The Canowindra Fire Brigade was swiftly on the scene and, deploying state-of-the-art rescue equipment, cut the trapped occupants free of one vehicle and winched away the steering wheel and dashboard that were almost crushing the driver of the other.
It was a dramatic evening – but of course, the collision and frantic rescue work wasn’t real, otherwise you’d have heard about it long before now.
It was one of the brigade’s twice-monthly training drills, a rescue accreditation, that keep the group’s 15 retained volunteers – all who have to live within seven kilometres of the Ryall Street station – at peak performance level.
The brigade’s been in business for something like 80 years, and its captain, Billy Paul – the state’s longest serving brigade chief — has headed the team for 40 of them. Billy’s also the NSW Fire Brigade’s fastest man with the hose and hydrant.
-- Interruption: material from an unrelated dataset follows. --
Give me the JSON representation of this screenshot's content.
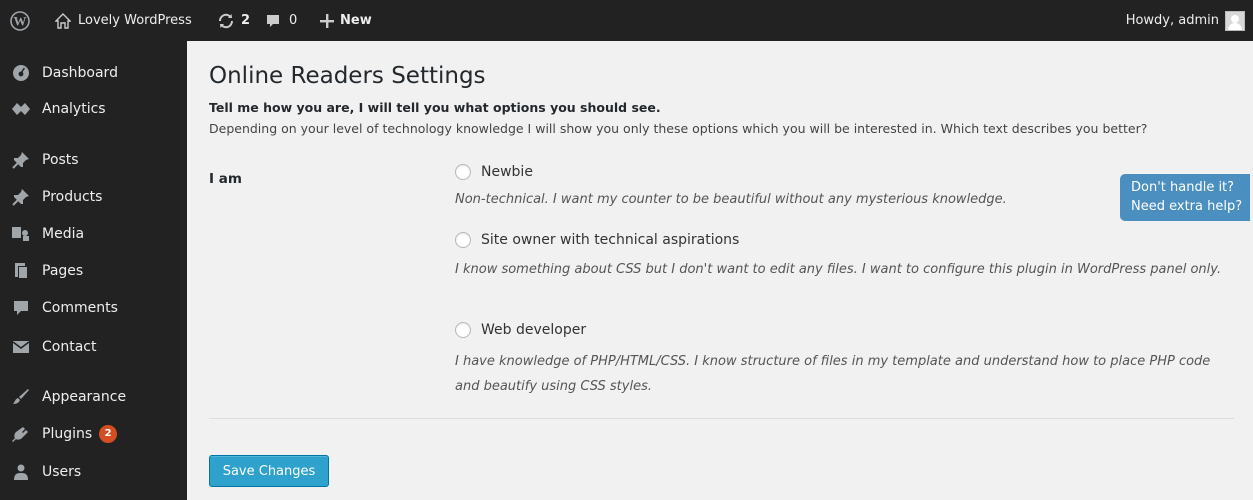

The brigade responds to between 50 and 75 emergency calls a year — house and office fires to rubbish blazes, motor accidents or hazardous chemical incidents.
As retained firemen they’re paid $80 a month and they get $22 an hour for fighting house fires. They all work in their own businesses and jobs, and carry out all brigade telephone calls and other business from their homes and offices.
As deputy captain and service station owner Billy Burn says: “It’s certainly not the money that makes us do it.
“It’s contributing to the community, doing a volunteer job that’s crucial to the safety of Canowindra and regional citizens.”
And if last week’s drill was any example, we’re in good hands.